The thief looked confused. “What kind of forks?”
“It doesn’t matter! Pitchforks, turning forks, any bit of wood with a hook on the end, anything. Go! And send word I need Velmont.”
Rus Galenius, in his Manual of Fortifications, described scaling ladders in exquisite detail-the best wood for their construction, the proper time and manner of their use, the number of men who should be on one at any given time. The counterstrategy for dealing with ladders was so ancient and so simple the author seemed to disdain its mention, giving it a single sentence. Malden had actually been paying attention the day Cutbill read him that passage, however.
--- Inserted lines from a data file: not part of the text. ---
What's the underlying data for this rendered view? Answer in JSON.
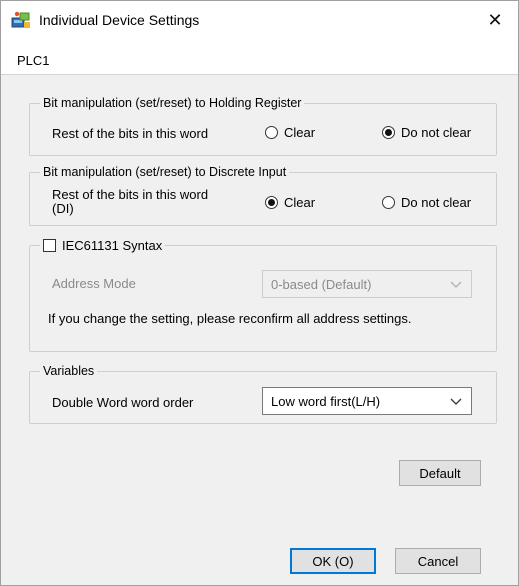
{
  "window": {
    "title": "Individual Device Settings",
    "close_glyph": "✕"
  },
  "tab": {
    "label": "PLC1"
  },
  "holding_register": {
    "legend": "Bit manipulation (set/reset) to Holding Register",
    "rest_label": "Rest of the bits in this word",
    "options": [
      {
        "label": "Clear",
        "checked": false
      },
      {
        "label": "Do not clear",
        "checked": true
      }
    ]
  },
  "discrete_input": {
    "legend": "Bit manipulation (set/reset) to Discrete Input",
    "rest_label_line1": "Rest of the bits in this word",
    "rest_label_line2": "(DI)",
    "options": [
      {
        "label": "Clear",
        "checked": true
      },
      {
        "label": "Do not clear",
        "checked": false
      }
    ]
  },
  "iec": {
    "checkbox_label": "IEC61131 Syntax",
    "checked": false,
    "address_mode_label": "Address Mode",
    "address_mode_value": "0-based (Default)",
    "note": "If you change the setting, please reconfirm all address settings."
  },
  "variables": {
    "legend": "Variables",
    "dword_label": "Double Word word order",
    "dword_value": "Low word first(L/H)"
  },
  "buttons": {
    "default": "Default",
    "ok": "OK (O)",
    "cancel": "Cancel"
  },
  "icons": {
    "app": "device-settings-icon",
    "close": "close-icon",
    "dropdown": "chevron-down-icon"
  }
}
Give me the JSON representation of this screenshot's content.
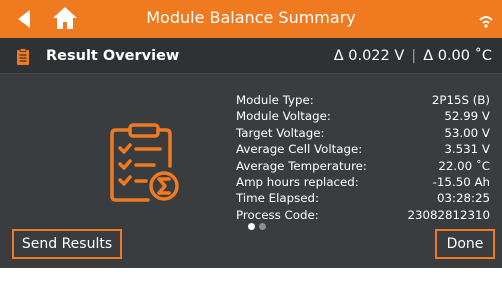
{
  "header": {
    "title": "Module Balance Summary",
    "accent_color": "#f07a20",
    "icons": [
      "back-arrow-icon",
      "home-icon",
      "wifi-icon"
    ]
  },
  "subheader": {
    "title": "Result Overview",
    "delta_voltage": "Δ 0.022 V",
    "separator": "|",
    "delta_temp": "Δ 0.00 ˚C"
  },
  "summary": {
    "rows": [
      {
        "label": "Module Type:",
        "value": "2P15S (B)"
      },
      {
        "label": "Module Voltage:",
        "value": "52.99 V"
      },
      {
        "label": "Target Voltage:",
        "value": "53.00 V"
      },
      {
        "label": "Average Cell Voltage:",
        "value": "3.531 V"
      },
      {
        "label": "Average Temperature:",
        "value": "22.00 ˚C"
      },
      {
        "label": "Amp hours replaced:",
        "value": "-15.50 Ah"
      },
      {
        "label": "Time Elapsed:",
        "value": "03:28:25"
      },
      {
        "label": "Process Code:",
        "value": "23082812310"
      }
    ]
  },
  "pager": {
    "count": 2,
    "active_index": 0
  },
  "footer": {
    "send_label": "Send Results",
    "done_label": "Done"
  }
}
The first ladder touched the wall not a hundred feet from where Malden stood, and berserkers started scrambling up the rungs. “You,” Malden said, pointing at a group of female archers in the next hoarding over. “Don’t let them reach the top!”
Bows flexed and arrows shot downward at flat angles. The berserkers were easy targets, unable to move out of the way as the archers poured shafts into them. Soon the men near the top of the ladder looked like pincushions for all the arrows sticking out of their arms and backs. Unable to feel pain, they kept climbing until they died and fell away.
At the base of the ladder a hundred more men waited their turn.
An old man carrying a pitchfork came up to Malden and saluted. It took Malden a second to remember how to salute back. “Thank the Bloodgod you’re here,” Malden said. “Do you see that ladder, where its end sticks up over the wall?”
The oldster nodded and gave Malden a wicked grin. He hefted his fork and made toward the ladder.
“Wait,” Malden said. “Not quite yet.” He waited until the topmost berserker on the ladder had nearly crested the wall. Below him the ladder bowed with the weight of half a dozen more. “Now,” Malden said.
The old man caught the top rung of the ladder with the tines of his fork and heaved. The ladder weighed too much for him, so Malden grabbed the end of the fork and lent the strength of his own back to the effort.
The ladder twisted and bent and then fell backward. Some of the men clinging to it jumped free. Some lacked the presence of mind to do so. Bodies made horrible crunching noises when they struck the frozen ground below. The ladder shattered as it spun away from the wall.
“Good,” Malden said. “Like that! Every time. Wait until they’re nearly at the top, so you get as many of them as possible. But don’t wait so long that even one of them gets over the side.” He turned to look around him. “Where is Velmont?” he demanded.
His Helstrovian lieutenant appeared a moment later. “I came as fast as I could,” he pleaded.
Malden grabbed his forearms and dragged him out of the hoarding, making room for more archers to crowd inside. “Something’s changed,” he said. “I don’t know what, but it’s not good. Last night they were still intent on waiting us out-letting us starve in here, until we begged them to come in and feed us. Now they’ve lost their patience. I don’t know why. But this is what we’ve been dreading. A real attack! Get every single archer you can up here. Get me watchers at every tower along the wall, get me reports-I need to know if the attack is just in this one place or if they’re everywhere. Go! Quickly!”
Velmont dashed off to do Malden’s bidding. Malden needed that information. And yet, in the pit of his heart, he already knew what Velmont would report.
This was the moment Ness would be lost. All the planning he’d done, all the hard work, had been designed around one simple principle: that the besiegers would wait him out. Clearly that belief had been founded on the wrong principles. There would not be enough archers, nor enough old men with pitchforks, if the barbarians were serious about scaling the wall. And in his experience, he’d never known Morget’s people to be less than serious about anything.